Il a fal­lu un cer­tain temps pour que vous vous déci­diez à fil­mer la vie moderne. D’abord dans La Fille du Nil (1987), puis un peu dans Good Men Good Women (1995), mais selon vous, c’est seul Good­bye South, Good­bye (1996), y a vrai­ment réus­si. Est-ce qu’il y avait là pour vous une dif­fi­cul­té par­ti­cu­lière et com­ment avez-vous levé cette difficulté ?

Quand on passe trop de temps dans un même endroit, on n’en voit plus ni la beau­té ni la per­son­na­li­té. Quant à lever cette dif­fi­cul­té, c’est une entre­prise qui m’a pris beau­coup de temps et m’a don­né beau­coup de mal.

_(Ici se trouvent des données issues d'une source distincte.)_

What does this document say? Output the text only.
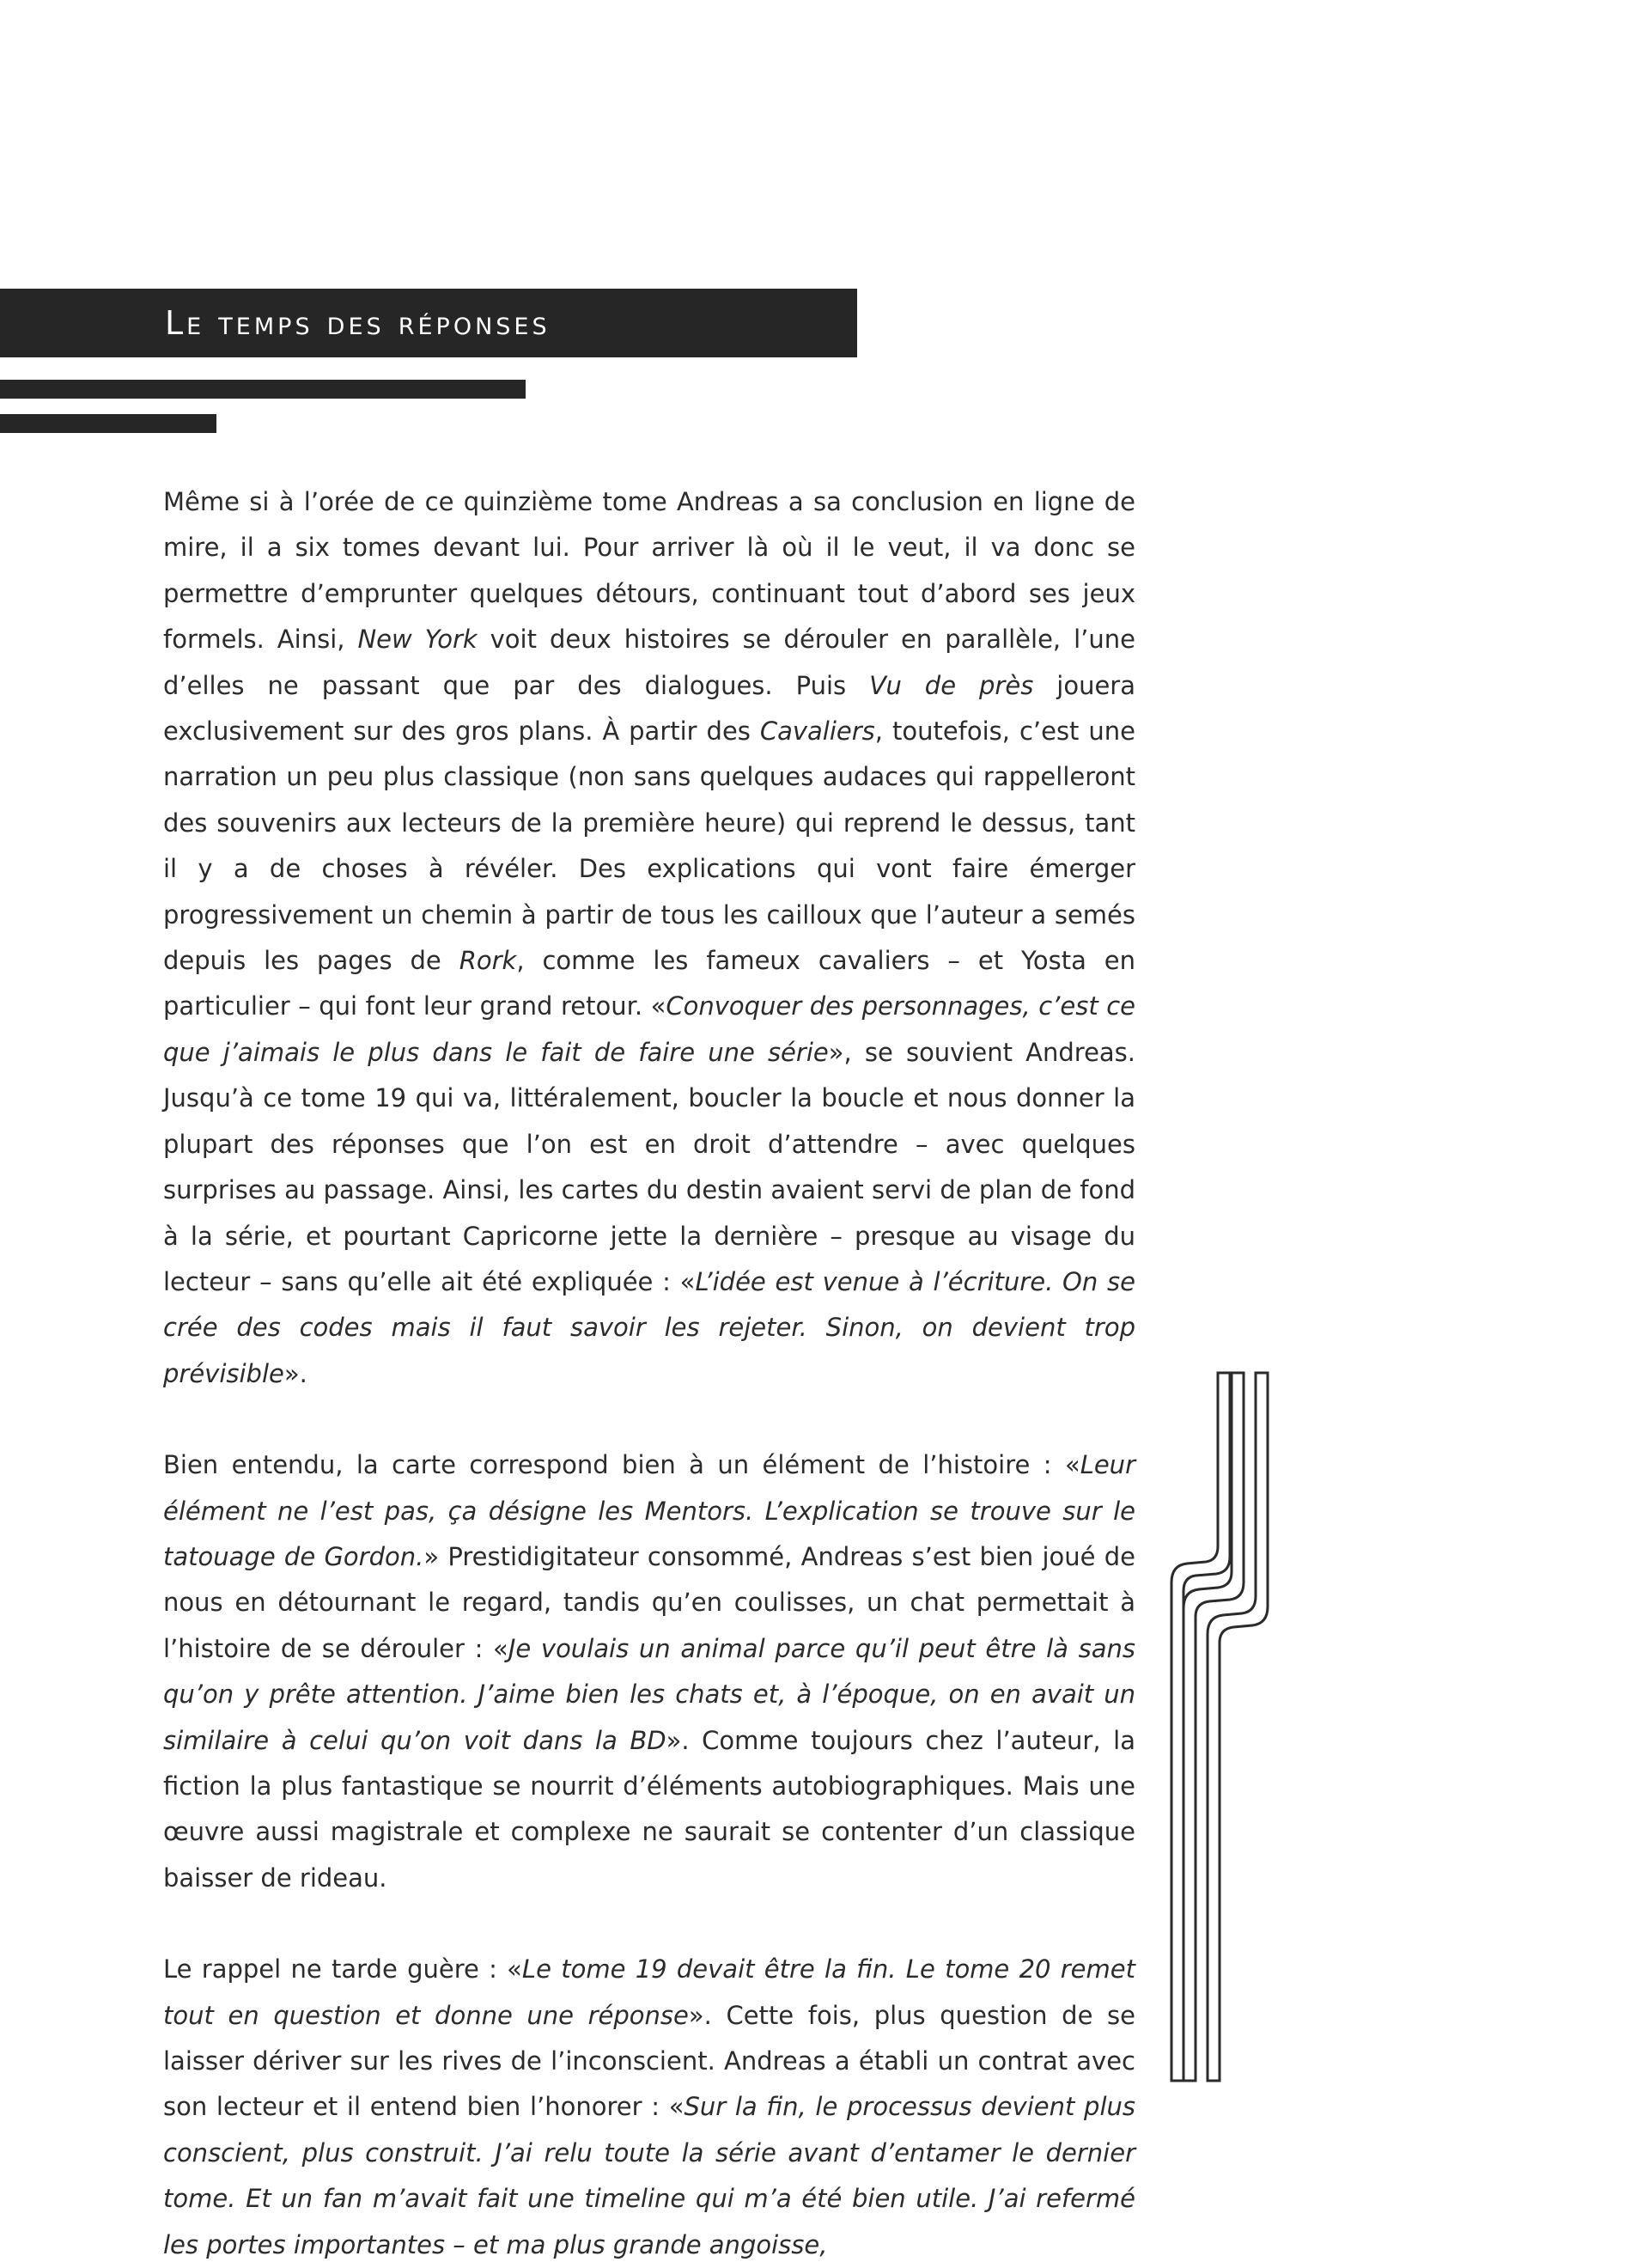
Le temps des réponses

Même si à l’orée de ce quinzième tome Andreas a sa conclusion en ligne de mire, il a six tomes devant lui. Pour arriver là où il le veut, il va donc se permettre d’emprunter quelques détours, continuant tout d’abord ses jeux formels. Ainsi, New York voit deux histoires se dérouler en parallèle, l’une d’elles ne passant que par des dialogues. Puis Vu de près jouera exclusivement sur des gros plans. À partir des Cavaliers, toutefois, c’est une narration un peu plus classique (non sans quelques audaces qui rappelleront des souvenirs aux lecteurs de la première heure) qui reprend le dessus, tant il y a de choses à révéler. Des explications qui vont faire émerger progressivement un chemin à partir de tous les cailloux que l’auteur a semés depuis les pages de Rork, comme les fameux cavaliers – et Yosta en particulier – qui font leur grand retour. «Convoquer des personnages, c’est ce que j’aimais le plus dans le fait de faire une série», se souvient Andreas. Jusqu’à ce tome 19 qui va, littéralement, boucler la boucle et nous donner la plupart des réponses que l’on est en droit d’attendre – avec quelques surprises au passage. Ainsi, les cartes du destin avaient servi de plan de fond à la série, et pourtant Capricorne jette la dernière – presque au visage du lecteur – sans qu’elle ait été expliquée : «L’idée est venue à l’écriture. On se crée des codes mais il faut savoir les rejeter. Sinon, on devient trop prévisible».

Bien entendu, la carte correspond bien à un élément de l’histoire : «Leur élément ne l’est pas, ça désigne les Mentors. L’explication se trouve sur le tatouage de Gordon.» Prestidigitateur consommé, Andreas s’est bien joué de nous en détournant le regard, tandis qu’en coulisses, un chat permettait à l’histoire de se dérouler : «Je voulais un animal parce qu’il peut être là sans qu’on y prête attention. J’aime bien les chats et, à l’époque, on en avait un similaire à celui qu’on voit dans la BD». Comme toujours chez l’auteur, la fiction la plus fantastique se nourrit d’éléments autobiographiques. Mais une œuvre aussi magistrale et complexe ne saurait se contenter d’un classique baisser de rideau.

Le rappel ne tarde guère : «Le tome 19 devait être la fin. Le tome 20 remet tout en question et donne une réponse». Cette fois, plus question de se laisser dériver sur les rives de l’inconscient. Andreas a établi un contrat avec son lecteur et il entend bien l’honorer : «Sur la fin, le processus devient plus conscient, plus construit. J’ai relu toute la série avant d’entamer le dernier tome. Et un fan m’avait fait une timeline qui m’a été bien utile. J’ai refermé les portes importantes – et ma plus grande angoisse,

Le tour­nage de Good­bye South, Good­bye a duré 9 mois et j’ai dû m’y reprendre à plu­sieurs fois avant d’ar­ri­ver à un résul­tat satis­fai­sant. Je vou­lais fil­mer le pré­sent, cap­ter ce qui se pas­sait devant la camé­ra, mais je n’ar­ri­vais pas à me débar­ras­ser de mes anciennes habi­tudes de cinéaste. J’ai été contraint de lut­ter pour oublier le pas­sé et me concen­trer uni­que­ment sur ce qu’il y avait devant moi.

Vous par­liez de la dif­fi­cul­té de fil­mer une réa­li­té qu ‘on connaît de trop près. Que se passe-t-il lors­qu’on affaire à une réa­li­té for­cé­ment sépa­rée de toute expé­rience per­son­nelle, comme cela a été le cas avec Les Fleurs de Shan­ghai (1998)?

L’obs­tacle le plus dif­fi­cile dans la réa­li­sa­tion de ce film a plu­tôt concer­né la forme. Com­ment res­ti­tuer une ambiance ? Il faut trou­ver un moyen de retrou­ver et recons­ti­tuer une ambiance que nous n’a­vons pas connue. C’est une ques­tion à laquelle j’ai beau­coup réflé­chi. Évi­dem­ment, je n’i­gnore pas que l’at­mo­sphère du film n’est pas imi­ta­tion fidèle de celle qui régnait dans les bor­dels d’an­tan. Je ne cherche pas à copier, mais à recréer quelque chose à par­tir du tra­vail de l’i­ma­gi­na­tion. Quant au fond, au conte­nu des Fleurs de Shan­ghai , aux rela­tions entre les hommes et les femmes qui y sont dépeintes, j’ai ren­con­tré des dif­fi­cul­tés bien moindres puisque cela fait par­tie d’une tra­di­tion chi­noise tou­jours en vigueur.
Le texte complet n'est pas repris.